Course Syllabus

About
Topics and Course Structure
Prerequisites
Textbook
Lectures
Discussion Sections
Programming Projects
Final Project
Quizzes
Grading Policy
Collaboration Policy
Students with Disabilities
Discussion Forum

About

Robots need to see and understand their world to be able to interact with objects and perform useful tasks autonomously. Perception is the essential first step in the process for endowing robots to perform autonomously. Autonomous robots need to make sense of their sensory observations to represent the world around them – and enable their reasoning and action to a goal. Visual perception with cameras as sensors has matured due to the recent advancements in neural networks – which is especially true for performing visual recognition tasks such as object classification, detection, pose estimation, grasp pose detection, etc.

This course aims to cover the necessary background of neural-network-based deep learning for robot perception – building on advancements in computer vision and enabling – for enabling robots to dexterously manipulate physical objects. During the first part of this course, students will learn to implement, train and debug their own neural networks. During the second part of this course, students will explore recent emerging topics in deep learning for robot perception and manipulation. This exploration will include analysis of research publications in the area, building up to reproducing one of these publications for implementation as a final course project.

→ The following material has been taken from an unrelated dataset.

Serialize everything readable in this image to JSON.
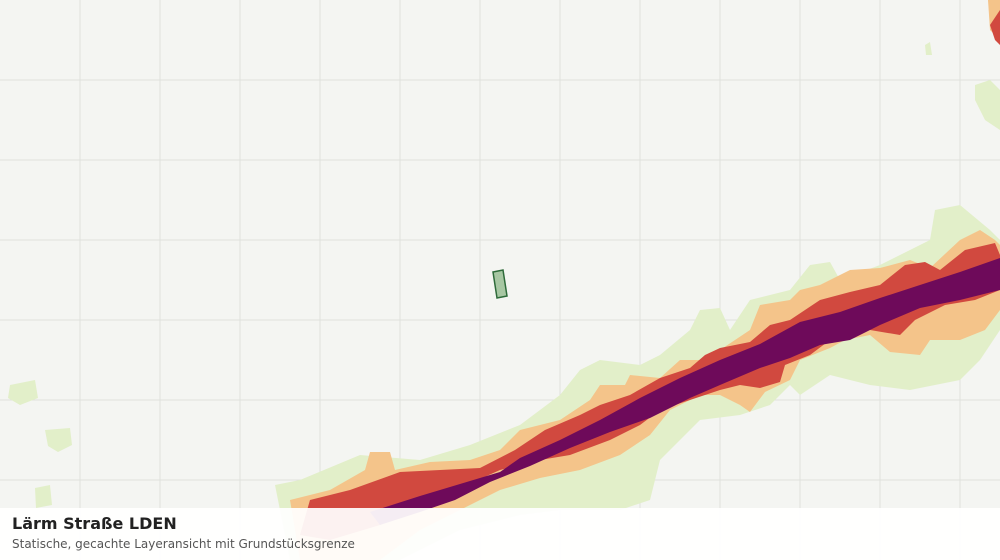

This course builds on and is indebted to these existing courses (as a “star” and a “fork” in the open source sense):

University of Michigan - EECS 498-007 / 598-005: Deep Learning for Computer Vision instructed by Justin Johnson
Stanford - CS231n: Deep Learning for Computer Vision instructed by Fei-Fei Li and Andrej Karpathy

Topics and Course Structure

The first half of the course will cover deep learning fundamentals in computer vision catered to robot perception problems.

Image classification
Linear classifiers
Regularization and optimization
Neural networks
Backpropagation
Convolutional neural networks
CNN architectures
Training neural networks
Deep learning software (PyTorch)
Object detection
Semantic segmentation

The second half of the course will switch to seminar style covering following advanced topics in robot perception and manipulation via discussing publications.

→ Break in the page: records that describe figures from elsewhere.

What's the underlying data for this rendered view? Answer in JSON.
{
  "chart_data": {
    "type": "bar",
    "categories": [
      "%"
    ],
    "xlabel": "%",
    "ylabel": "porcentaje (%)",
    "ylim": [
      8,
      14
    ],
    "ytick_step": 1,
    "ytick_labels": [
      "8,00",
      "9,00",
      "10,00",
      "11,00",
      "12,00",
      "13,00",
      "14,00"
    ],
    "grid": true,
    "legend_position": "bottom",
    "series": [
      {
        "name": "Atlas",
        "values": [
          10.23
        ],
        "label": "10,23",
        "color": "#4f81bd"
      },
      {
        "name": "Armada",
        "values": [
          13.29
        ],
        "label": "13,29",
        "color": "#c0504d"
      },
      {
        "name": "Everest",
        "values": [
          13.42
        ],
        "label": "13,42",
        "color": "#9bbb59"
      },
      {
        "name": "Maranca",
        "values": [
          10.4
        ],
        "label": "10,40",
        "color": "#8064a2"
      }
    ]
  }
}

RGBD perception and network architectures
- RGBD sensor data processing
- RGBD datasets and applications
- Object segmentation using RGBD data
Object perception
- Rigid object perception
- Instance-level object pose estimation
- Category-level object pose Estimation
- Dense object descriptors
3D perception
- Neural network architectures for 3D data (PointNet and PointNet++)
- Implicit surfaces and geometry
- Neural radiance fields (NeRF)
- Object descriptor fields for grasping and manipulation
Temporal networks and object tracking
Transformer architecture(s)
Visual pre-training for robot manipulation
Visual odometry and localization
Tactile perception for robot grasping and manipulation
Visual-Language models
Policy learning for robot manipulation

Prerequisites

Strongly encouraged prerequisites:
- Linear Algebra, Calculus, and Probability
- Programming fluency in data structures in a classical programming language is essential.
- Prior experience with the Python programming language is strongly recommended.
Recommended prerequisites:
- CSCI 5511 - Artificial Intelligence I
- CSCI 5521 - Machine Learning Fundamentals
  - Familiarity with concepts from machine learning will be helpful.
- CSCI 5551 - Introduction to Intelligent Robotic Systems

Textbook

There is no required textbook for this course, however optional readings will be suggested from the textbook, “Deep Learning” by Ian Goodfellow and Yoshua Bengio and Aaron Courville.

Lectures

Lectures will take place in-person on Tuesdays and Thursdays from 2:30-3:45 PM CT in Rapson Hall 58. Remote access will be made available for the following reasons:

Weather impediment: Zoom link will be sent out via email prior to the lecture
Health reasons: Email kdesingh@umn.edu before the lecture with the reason to attend via Zoom, to obtain the meeting ID and password.

Discussion Sections

There will be no discussion section for this class. However, I will link to the discussion posted by instructors from the University of Michigan after every Thursday’s lecture to the calendar. Students are encouraged to see view them.

Programming Projects

You will complete 5 programming projects over the course of the semester. All projects will be implemented using Python, Pytorch and Google Colab.

Final Project

Instead of a final exam at the end of the semester, you will complete a final project working in groups of 1 to 3 students.

The final project will entail five core deliverables: (1) a written review of a paper (2) an in-class paper presentation, (3) reproducing the published results of an existing deep learning paper, (4) extending the chosen paper’s methods and (5) documenting your reproduction and extension in a written report.

The objective of the final project is for you to gain experience with state of the art approaches in deep learning and a sense of how research in the area is conducted.

Quizzes

Throughout the semester, there will be a total of 16 quizzes administered through gradescope. These quizzes will be posted before lecture sections throughout the semester and be available to take until the beginning of lecture that same day. Quizzes will be released at 7:00AM CT and must be submitted by 2:30PM CT. Each quiz will have a 15 minute time limit. Each quiz will consist of 1 or 2 short questions within the scope of previously covered lectures and graded projects.

Grading Policy

Course grades will be determined according to the following criteria:

Project 0: 12%
Project 1: 12%
Project 2: 12%
Project 3: 12%
Project 4: 12%
Final Project:
- Project proposal document: 2%
- In-class presentation on research topic-paper(s): 4%
- Paper Reproduction: 12%
  - Algorithmic extension to obtain results on new data/idea/technique
- Video and poster: 4%
- Final report: 2%
16 Pre-Lecture Quizzes: 16% (1% each)

Collaboration Policy

The free flow of discussion and ideas is encouraged. But, everything you turn in must be your own work , and you must note the names of anyone you collaborated with on each problem and cite resources that you used to learn about the problem. If you have any doubts about whether a particular action may be construed as cheating, ask the instructor for clarification before you do it. Cheating in this course will result in a grade of F for course and the University policies will be followed.

No code can be communicated, including verbally. Explicit use of external sources must be clearly cited.

Students with Disabilities

If you have a disability for which you are or may be requesting an accommodation, you are encouraged to contact both your instructor and Disability Resources Center (DRC).

Discussion Forum

The Ed Stem discussion forum is available for discussion of course materials including lectures and projects. This forum will be shared across course offerings at the University of Michigan and the University of Minnesota. Students are not required to participate, use or join the Ed Stem forum. Students may opt-in to join the forum using this Google Form.

Any discussion of quizzes and verbatim code on the Ed Stem forum must be posted privately.